To create pictures with realistic objects and scenes, the researchers used ThreeDWorld, an environment built on the Unity graphics engine that was designed in part by the MIT-IBM Watson AI Lab. Self-driving cars are trained on a similar type of platform, but here, the researchers sought to create images optimized for learning multiple tasks. Could you teach an AI to make images that could train a classifier to identify flowers, then use that knowledge to make images to learn what birds look like?
Could you teach an AI to make images that could train a classifier to identify flowers, then use that knowledge to make images to learn what birds look like?
Learning to generate images tailored for task-specific learning
Graphics engines are image-generating machines — literally. But for practical applications like scanning chest X-rays for pneumonia or detecting plant rot with satellite images, you want to be selective in picking your training data, Feris said. With Task2Sim, the researchers sought to create an AI that learns to strategically synthesize training data. If AI models could be pretrained on realistic fake data, they wondered, could you skirt the trouble that models trained on reams of unvetted real data get into?
Researchers trained Task2Sim on a dozen image-classification tasks based on satellite images, medical scans, drawings, and more. Each task is translated into a vector of numbers using an existing tool, Task2Vec. The vectors are then fed to Task2Sim, a deep neural network which figures out which visual knobs to turn to fabricate the richest dataset for a particular task. In the end, Task2Sim outputs images by the thousands, varying their blurriness and brightness in one task, or their background and lighting color in another.

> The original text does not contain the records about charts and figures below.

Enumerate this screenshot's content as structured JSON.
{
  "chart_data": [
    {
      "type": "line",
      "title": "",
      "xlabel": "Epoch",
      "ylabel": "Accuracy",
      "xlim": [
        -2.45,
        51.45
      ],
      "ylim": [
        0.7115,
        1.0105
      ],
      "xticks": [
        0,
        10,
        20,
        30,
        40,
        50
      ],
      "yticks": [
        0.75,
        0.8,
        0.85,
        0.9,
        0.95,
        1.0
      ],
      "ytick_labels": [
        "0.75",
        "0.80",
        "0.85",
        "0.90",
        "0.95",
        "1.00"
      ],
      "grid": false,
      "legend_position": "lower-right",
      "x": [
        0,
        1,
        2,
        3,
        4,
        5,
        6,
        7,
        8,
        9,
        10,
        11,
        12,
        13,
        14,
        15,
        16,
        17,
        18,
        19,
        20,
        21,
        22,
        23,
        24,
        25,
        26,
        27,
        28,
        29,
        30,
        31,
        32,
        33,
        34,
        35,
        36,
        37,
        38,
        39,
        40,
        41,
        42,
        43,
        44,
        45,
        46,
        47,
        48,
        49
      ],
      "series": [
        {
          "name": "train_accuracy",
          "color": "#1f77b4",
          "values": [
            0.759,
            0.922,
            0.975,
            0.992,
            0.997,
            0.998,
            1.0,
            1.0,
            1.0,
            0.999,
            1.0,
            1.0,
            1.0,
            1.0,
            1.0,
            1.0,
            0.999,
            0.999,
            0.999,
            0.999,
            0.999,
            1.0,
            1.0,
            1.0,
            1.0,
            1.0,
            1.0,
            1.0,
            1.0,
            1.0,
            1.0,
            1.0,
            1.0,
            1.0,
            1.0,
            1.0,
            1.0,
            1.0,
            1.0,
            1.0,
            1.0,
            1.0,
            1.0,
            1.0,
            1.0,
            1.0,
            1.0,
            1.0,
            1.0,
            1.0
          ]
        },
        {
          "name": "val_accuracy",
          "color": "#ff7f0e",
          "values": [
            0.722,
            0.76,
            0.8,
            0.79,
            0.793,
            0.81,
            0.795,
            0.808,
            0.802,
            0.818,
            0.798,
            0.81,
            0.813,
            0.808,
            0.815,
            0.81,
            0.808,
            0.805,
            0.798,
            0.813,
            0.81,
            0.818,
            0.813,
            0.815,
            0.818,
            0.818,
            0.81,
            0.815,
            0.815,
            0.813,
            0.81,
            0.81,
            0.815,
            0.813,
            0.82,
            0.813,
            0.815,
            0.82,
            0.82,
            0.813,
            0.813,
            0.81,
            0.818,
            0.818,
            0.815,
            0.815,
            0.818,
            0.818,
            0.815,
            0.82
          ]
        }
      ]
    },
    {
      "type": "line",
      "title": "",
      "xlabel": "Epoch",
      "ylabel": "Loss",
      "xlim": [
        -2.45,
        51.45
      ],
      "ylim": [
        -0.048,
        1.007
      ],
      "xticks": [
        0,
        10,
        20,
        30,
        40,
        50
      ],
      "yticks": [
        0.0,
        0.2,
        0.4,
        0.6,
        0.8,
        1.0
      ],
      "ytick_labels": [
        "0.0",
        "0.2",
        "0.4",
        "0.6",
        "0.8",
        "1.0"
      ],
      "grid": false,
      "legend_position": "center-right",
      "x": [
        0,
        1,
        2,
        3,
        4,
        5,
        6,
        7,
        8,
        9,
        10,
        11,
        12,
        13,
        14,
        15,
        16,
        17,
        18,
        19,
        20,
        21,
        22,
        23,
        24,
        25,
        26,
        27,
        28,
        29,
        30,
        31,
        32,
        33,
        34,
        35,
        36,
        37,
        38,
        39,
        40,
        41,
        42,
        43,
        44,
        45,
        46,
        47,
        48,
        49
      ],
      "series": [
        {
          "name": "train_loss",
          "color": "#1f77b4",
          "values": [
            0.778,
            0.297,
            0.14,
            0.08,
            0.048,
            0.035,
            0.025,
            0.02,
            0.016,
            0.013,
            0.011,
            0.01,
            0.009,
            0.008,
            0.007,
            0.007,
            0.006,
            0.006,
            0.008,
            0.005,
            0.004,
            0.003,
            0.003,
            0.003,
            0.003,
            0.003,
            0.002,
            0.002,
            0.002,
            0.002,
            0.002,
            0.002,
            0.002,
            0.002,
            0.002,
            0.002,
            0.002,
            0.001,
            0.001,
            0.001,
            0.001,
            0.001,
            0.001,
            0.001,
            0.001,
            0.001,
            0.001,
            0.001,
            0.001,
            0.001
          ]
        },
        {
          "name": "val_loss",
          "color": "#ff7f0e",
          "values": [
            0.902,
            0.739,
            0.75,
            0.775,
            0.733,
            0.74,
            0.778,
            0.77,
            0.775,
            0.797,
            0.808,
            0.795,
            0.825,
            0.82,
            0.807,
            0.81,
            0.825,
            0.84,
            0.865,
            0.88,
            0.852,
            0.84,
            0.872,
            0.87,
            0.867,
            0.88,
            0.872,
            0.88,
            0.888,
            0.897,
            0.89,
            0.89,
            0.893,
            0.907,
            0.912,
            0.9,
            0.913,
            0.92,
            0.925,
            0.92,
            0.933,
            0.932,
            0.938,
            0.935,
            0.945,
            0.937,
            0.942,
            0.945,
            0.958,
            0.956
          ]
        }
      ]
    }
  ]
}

Not only did a classifier pre-trained on Task2Sim’s fake images perform as well as a model trained on real ImageNet photos, it also outperformed a rival trained on images generated with random simulation parameters. Task2Sim even transferred its know-how to entirely new tasks, creating images to teach a classifier how to identify cactuses and hand-drawn numbers. “The more tasks you use during training, the more generalizable the model will be,” Feris said.
A related tool, SimVQA,2 also appearing at CVPR, generates synthetic text and images for training robot agents to reason about the visual world. In a typical visual-reasoning task, an agent might be asked to count the number of chairs at a table or identify the color of a bouquet of flowers. SimVQA can quickly augment visual-question-answering datasets by creating tables with extra seats or flowers of many colors, with questions to match.
Next, IBM researchers will see if they can go one step further and train their classifier to outperform those trained on real data. They also want to exploit synthetic data for higher-level vision tasks like detecting objects and animals in scenes, and segmenting images into their components. “These are tasks that require much more detail, to map pixels to objects,” study co-author and IBM researcher Rameswar Panda said. “Synthetic data will potentially have an important role to play in developing these next-generation systems.”
A safer way to learn the physical world
The work is part of a larger effort to ground AI models in the physical world. If AI models can be taught how objects and animals behave in a virtual world, they may better grasp the complexities and unpredictability of ours. An AI that understands how light reflects on surfaces, or varies by time of day, is one step closer to learning how the real world is structured. “You don’t need real data to necessarily learn that structure,” Cox said.
“It’s sufficient to do the heavy lifting with data that’s synthetic, that’s safe.”